After my first fifteen minutes of practice (just trying to get up onto the seat without hurting myself), I was regretting not having also bought some shin guards. But over the next couple of months, I learned how to get and stay on the unicycle, move forward while balancing against a wall, balance without support, and turn. Finally, by mid-November, I was comfortable enough to start commuting to my classes on the unicycle. I traveled at roughly a jogger’s pace while expending about as much energy as I would walking. It quickly became my favorite mode of short-range transportation and a great way to spend leisure time.

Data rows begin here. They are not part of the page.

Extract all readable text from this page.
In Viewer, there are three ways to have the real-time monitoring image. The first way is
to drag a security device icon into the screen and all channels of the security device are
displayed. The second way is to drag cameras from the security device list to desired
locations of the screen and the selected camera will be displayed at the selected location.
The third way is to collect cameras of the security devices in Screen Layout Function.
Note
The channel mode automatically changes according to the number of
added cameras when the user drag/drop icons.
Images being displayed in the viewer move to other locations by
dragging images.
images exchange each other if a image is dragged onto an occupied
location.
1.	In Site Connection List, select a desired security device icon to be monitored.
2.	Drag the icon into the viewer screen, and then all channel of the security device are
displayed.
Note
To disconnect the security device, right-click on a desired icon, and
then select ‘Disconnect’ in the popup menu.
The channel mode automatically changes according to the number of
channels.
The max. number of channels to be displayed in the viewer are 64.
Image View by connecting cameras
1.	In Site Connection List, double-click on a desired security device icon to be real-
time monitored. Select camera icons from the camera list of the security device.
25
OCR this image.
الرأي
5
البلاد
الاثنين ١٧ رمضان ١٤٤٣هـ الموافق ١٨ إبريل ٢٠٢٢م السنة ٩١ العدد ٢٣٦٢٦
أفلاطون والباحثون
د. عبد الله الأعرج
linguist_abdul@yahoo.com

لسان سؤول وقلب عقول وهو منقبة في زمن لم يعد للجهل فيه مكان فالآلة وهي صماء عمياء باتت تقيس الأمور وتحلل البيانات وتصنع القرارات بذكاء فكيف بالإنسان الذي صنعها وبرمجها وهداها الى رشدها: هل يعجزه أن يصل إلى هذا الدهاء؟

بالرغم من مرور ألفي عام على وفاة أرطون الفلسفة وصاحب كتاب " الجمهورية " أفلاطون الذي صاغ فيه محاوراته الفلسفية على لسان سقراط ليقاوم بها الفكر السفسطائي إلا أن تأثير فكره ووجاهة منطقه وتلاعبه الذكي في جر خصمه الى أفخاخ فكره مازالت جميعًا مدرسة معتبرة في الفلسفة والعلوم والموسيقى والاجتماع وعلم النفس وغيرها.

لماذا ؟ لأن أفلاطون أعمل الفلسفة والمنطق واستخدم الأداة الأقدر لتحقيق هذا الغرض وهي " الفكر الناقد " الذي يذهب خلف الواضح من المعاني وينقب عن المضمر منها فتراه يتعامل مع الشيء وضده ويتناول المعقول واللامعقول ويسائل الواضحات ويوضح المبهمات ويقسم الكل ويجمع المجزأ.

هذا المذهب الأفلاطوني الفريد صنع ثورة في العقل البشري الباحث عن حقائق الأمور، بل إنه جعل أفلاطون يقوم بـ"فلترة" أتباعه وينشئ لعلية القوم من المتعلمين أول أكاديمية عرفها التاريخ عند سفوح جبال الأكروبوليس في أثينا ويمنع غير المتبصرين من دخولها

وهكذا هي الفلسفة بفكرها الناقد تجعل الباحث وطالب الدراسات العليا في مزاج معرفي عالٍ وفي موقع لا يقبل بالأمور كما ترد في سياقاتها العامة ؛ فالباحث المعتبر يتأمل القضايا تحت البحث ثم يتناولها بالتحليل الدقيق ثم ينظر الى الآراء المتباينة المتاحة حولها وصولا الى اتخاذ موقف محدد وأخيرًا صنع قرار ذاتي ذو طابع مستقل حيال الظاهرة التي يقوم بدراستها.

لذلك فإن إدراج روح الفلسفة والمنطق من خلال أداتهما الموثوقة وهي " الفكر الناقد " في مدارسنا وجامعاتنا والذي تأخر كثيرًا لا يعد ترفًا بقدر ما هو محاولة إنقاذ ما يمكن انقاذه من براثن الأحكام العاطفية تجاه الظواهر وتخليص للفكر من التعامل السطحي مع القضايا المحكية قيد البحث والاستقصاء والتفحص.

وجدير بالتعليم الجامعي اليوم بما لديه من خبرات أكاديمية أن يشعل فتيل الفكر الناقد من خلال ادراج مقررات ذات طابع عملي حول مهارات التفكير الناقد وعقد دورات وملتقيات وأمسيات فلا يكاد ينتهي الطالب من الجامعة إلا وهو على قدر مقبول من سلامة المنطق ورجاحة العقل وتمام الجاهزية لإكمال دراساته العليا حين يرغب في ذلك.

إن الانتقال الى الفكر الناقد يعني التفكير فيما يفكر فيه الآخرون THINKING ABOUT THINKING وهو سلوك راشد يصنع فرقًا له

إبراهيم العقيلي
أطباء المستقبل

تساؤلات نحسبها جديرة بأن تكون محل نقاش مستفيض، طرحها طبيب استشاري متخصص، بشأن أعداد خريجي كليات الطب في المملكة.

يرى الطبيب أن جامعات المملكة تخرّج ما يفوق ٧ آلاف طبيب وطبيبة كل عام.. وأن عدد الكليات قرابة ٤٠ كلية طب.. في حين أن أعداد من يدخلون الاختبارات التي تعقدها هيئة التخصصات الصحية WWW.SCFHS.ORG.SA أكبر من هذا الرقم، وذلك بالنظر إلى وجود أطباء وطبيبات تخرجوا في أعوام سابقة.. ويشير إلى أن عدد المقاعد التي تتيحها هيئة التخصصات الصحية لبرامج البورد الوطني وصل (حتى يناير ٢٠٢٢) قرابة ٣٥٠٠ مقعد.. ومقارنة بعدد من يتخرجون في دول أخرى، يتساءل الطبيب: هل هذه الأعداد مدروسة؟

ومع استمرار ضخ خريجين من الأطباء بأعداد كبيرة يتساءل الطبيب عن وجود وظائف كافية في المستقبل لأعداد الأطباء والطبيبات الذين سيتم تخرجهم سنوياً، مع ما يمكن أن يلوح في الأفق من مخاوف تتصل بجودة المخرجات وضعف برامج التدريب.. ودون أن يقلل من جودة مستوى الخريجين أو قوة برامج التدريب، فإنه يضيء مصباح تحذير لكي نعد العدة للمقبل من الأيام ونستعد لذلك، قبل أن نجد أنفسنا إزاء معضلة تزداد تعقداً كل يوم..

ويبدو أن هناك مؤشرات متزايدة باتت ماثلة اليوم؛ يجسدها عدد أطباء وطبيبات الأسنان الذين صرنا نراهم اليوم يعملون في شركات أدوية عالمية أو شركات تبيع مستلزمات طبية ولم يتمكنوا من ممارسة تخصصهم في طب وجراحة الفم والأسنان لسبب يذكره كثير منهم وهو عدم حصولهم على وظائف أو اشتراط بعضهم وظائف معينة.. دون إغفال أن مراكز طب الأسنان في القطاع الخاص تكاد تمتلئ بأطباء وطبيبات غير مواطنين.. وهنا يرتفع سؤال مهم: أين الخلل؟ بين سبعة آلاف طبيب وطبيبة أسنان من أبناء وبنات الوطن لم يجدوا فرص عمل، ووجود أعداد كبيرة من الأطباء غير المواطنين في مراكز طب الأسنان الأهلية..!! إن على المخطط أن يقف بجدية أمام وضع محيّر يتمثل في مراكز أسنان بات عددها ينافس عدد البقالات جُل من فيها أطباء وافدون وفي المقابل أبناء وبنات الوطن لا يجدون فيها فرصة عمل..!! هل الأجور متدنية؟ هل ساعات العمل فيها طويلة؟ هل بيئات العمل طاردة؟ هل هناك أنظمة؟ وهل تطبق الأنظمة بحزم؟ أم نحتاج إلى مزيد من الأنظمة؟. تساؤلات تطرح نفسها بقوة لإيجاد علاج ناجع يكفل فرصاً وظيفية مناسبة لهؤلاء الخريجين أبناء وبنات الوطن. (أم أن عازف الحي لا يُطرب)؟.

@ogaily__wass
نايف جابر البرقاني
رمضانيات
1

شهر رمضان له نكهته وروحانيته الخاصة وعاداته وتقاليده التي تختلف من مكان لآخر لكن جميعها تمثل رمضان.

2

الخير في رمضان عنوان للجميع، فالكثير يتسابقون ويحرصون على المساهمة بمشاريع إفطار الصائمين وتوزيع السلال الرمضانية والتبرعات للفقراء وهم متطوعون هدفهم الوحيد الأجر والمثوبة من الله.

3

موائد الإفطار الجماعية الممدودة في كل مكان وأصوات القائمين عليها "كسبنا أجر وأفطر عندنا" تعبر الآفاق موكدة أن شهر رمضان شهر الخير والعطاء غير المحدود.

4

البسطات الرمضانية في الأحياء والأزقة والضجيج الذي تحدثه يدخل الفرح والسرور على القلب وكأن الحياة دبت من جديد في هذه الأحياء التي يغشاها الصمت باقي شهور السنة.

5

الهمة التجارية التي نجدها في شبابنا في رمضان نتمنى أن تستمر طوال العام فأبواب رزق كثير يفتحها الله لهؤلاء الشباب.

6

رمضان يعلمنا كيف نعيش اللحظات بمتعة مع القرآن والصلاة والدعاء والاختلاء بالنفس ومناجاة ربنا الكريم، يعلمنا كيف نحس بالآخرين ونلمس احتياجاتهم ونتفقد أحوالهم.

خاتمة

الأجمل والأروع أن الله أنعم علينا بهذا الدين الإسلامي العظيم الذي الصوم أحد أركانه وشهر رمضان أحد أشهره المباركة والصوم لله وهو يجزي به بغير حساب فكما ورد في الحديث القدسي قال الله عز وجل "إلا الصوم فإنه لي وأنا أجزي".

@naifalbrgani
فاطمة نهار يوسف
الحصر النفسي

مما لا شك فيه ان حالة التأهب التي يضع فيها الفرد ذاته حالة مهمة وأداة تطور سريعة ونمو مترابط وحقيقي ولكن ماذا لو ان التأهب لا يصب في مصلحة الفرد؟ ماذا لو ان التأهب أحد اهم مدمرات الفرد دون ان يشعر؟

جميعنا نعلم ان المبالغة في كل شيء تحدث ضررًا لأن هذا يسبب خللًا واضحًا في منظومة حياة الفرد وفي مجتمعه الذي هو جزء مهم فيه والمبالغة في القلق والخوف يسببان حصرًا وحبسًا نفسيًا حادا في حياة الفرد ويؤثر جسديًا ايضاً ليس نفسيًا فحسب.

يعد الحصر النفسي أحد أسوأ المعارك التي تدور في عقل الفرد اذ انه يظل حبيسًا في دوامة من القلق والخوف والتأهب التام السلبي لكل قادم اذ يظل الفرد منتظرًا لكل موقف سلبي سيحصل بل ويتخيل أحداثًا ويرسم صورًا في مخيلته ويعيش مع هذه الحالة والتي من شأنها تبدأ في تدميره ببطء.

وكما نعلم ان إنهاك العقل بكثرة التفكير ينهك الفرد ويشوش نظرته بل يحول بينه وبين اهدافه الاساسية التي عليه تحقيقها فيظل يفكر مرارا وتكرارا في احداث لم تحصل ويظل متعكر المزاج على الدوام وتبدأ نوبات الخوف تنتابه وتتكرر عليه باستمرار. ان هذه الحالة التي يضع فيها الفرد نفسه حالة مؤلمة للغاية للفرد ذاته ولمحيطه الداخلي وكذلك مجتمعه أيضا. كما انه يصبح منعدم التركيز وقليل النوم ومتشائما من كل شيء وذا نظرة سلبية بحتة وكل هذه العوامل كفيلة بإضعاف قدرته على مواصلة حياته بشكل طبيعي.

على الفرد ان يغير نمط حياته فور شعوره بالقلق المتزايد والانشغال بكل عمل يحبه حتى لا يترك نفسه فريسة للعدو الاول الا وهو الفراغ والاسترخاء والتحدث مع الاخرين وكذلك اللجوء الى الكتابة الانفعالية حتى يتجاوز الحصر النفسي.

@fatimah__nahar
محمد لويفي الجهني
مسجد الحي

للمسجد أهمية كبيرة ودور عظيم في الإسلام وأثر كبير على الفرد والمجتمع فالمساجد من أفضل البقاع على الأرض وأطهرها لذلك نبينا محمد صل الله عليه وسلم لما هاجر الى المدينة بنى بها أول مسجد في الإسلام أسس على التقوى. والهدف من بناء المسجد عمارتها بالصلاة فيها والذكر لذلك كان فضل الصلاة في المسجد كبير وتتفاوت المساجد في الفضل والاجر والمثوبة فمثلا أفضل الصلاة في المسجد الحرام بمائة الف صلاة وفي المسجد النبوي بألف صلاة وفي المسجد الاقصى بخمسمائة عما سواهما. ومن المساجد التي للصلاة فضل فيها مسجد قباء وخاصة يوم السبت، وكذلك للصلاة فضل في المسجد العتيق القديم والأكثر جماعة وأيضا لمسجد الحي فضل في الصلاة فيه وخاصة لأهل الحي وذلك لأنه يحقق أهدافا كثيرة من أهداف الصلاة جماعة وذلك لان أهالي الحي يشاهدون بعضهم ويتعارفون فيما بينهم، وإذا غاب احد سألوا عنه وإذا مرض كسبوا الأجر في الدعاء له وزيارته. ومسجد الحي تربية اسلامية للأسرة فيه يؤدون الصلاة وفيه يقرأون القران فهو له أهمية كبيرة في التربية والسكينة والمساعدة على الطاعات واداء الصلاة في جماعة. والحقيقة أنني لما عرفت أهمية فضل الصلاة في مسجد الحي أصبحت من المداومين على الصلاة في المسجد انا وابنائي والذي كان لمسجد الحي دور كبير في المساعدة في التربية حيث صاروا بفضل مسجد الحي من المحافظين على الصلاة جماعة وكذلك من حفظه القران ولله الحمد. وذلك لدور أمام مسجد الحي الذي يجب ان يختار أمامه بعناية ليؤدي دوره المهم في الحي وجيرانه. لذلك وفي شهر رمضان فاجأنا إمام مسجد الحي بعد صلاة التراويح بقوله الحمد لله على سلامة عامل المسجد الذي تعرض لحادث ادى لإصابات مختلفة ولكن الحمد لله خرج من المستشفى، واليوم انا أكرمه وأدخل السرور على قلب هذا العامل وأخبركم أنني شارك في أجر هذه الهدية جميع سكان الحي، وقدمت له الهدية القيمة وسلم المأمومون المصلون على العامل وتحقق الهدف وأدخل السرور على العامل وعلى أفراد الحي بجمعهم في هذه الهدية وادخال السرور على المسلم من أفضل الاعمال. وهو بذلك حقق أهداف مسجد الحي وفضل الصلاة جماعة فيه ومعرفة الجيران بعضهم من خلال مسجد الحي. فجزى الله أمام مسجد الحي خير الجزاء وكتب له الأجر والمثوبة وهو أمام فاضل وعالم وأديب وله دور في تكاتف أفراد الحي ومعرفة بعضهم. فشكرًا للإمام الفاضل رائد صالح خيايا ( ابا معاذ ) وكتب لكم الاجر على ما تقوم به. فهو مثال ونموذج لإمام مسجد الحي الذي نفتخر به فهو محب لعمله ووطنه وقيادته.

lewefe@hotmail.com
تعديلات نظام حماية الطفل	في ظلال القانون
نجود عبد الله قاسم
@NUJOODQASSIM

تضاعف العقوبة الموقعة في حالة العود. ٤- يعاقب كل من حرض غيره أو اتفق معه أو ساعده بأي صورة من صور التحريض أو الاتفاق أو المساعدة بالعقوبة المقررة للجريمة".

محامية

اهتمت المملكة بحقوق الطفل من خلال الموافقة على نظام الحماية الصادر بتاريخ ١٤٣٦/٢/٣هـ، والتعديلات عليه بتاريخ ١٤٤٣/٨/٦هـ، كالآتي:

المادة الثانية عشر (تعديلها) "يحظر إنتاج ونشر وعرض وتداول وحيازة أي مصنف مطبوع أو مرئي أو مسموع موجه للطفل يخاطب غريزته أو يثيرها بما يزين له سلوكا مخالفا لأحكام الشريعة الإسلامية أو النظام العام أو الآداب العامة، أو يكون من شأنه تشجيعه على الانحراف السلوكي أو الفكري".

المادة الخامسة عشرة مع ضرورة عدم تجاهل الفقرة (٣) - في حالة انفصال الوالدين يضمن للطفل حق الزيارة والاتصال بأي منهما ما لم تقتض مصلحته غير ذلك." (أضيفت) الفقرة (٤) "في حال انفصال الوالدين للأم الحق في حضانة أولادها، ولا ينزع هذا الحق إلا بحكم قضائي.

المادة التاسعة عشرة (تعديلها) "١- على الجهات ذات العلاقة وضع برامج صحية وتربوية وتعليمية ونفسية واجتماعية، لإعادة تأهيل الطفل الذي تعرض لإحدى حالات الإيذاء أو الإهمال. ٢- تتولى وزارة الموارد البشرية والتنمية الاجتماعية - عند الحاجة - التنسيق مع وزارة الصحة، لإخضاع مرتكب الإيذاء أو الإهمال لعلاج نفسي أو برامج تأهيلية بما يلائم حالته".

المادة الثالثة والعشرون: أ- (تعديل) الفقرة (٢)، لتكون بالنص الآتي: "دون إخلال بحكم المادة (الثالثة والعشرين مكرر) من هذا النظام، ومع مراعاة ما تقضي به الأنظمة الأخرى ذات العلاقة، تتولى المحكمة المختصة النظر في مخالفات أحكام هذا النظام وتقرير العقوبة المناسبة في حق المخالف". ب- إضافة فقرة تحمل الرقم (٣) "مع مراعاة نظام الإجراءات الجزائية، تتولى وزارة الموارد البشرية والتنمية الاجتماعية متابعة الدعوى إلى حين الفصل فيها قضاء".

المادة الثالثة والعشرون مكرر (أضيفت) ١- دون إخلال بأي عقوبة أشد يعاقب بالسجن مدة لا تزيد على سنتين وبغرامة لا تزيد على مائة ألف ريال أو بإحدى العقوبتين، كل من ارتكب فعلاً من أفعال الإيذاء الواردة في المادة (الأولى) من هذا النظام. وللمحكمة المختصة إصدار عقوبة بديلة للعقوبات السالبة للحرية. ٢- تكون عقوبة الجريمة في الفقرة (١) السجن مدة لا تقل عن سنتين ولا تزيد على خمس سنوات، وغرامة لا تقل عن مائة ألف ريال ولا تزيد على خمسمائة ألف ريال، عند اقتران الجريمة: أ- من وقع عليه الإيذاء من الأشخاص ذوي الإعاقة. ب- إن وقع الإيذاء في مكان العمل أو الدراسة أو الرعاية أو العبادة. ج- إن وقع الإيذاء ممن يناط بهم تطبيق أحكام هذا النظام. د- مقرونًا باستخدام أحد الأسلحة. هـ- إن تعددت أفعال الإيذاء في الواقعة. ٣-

Practice, Balance, and Forward Momentum

Like most things worth learning, unicycling is all about consistent practice, maintaining balance, and continuing to move forward (a unicyclist’s momentum comes primarily from leaning forward, not from the motion of the pedals). You might be thinking, “all of those things also apply to riding a bike like a normal person. What makes a unicycle so different?” I’ll get the obvious difference out of the way: 94% of Americans can ride a bike, but odds are that you don’t have a close friend who rides a unicycle. But to the main point, a bicycle has one specific characteristic that makes it a flawed metaphor for success. Allow me to present a situation to illustrate this key difference.

Picture yourself on a casual bike ride. You encounter a section of the path that’s uneven, where tree roots have upheaved the asphalt. It’s short enough to see past it to where the road evens out, but it amounts to more than just a few bumps in your path. How do you respond to this? 

A typical course of action would probably be to stop pedaling, stand up off the seat to reduce discomfort, and coast until you’ve reached the other side.

Now picture me on my bright orange unicycle coming to the same section of path. This situation is not one I look forward to. My vehicle is incapable of coasting, so I have to keep pedaling, and I don’t have the option of moving much weight from the saddle to my feet. Doing so would quickly make my leg muscles start to burn and, more importantly, would reduce my control of the unicycle. All I can do is grab the seat to shift just a little pressure to one of my hands, and laser focus on what’s right in front of me to identify a route across this section of trail that will minimize the shock from each bump.

Coasting – Not for Unicyclists or IAA Students

The distinguishing characteristic of a riding bicycle that makes it dissimilar from many other tasks is the ability to coast; a cyclist can continue to make substantial forward progress even if they stop putting in effort for a time. In most real-world cases of working towards a goal, however, even a brief stop can have a lasting negative impact on the quality of outcomes. Thus, a unicycle is a much more apt metaphor than a bike.

Man riding unicycle on path near lake

A lapse in focus or a cessation of effort on the part of a unicyclist is likely to result in a loss of balance and a potentially painful dismount. Similarly, because of the intensity of the analytics master’s program at the IAA, success is dependent on maintaining focus and putting in consistent effort. A strong background in statistics or programming won’t give you the ability to coast, as this is more akin to having some previous unicycling experience than to riding a bike. Nor will being paired with strong homework team members mean that you can take a term off, though it might mean that you have a smoother path ahead of you for a bit.

While you can never coast on a unicycle, it’s important to recognize that in the situation presented earlier, slowing down was a vital part of my approach to navigating the rough section of path. We encounter difficult stretches on whichever paths we take, and sometimes slowing down is the appropriate way to respond. Moving slowly on a unicycle can be difficult because it requires greater balance, focus, and strength to make up for the decrease in forward momentum. It can be done, but only for so long.

Mounting unicycle

Fortunately at the IAA, when we encounter difficulties caused by confusing concepts, overwhelming assignments, or personal challenges, we don’t have to balance alone on one metaphorical wheel. We have faculty and classmates—including homework and practicum team members—to help us as we traverse challenging paths.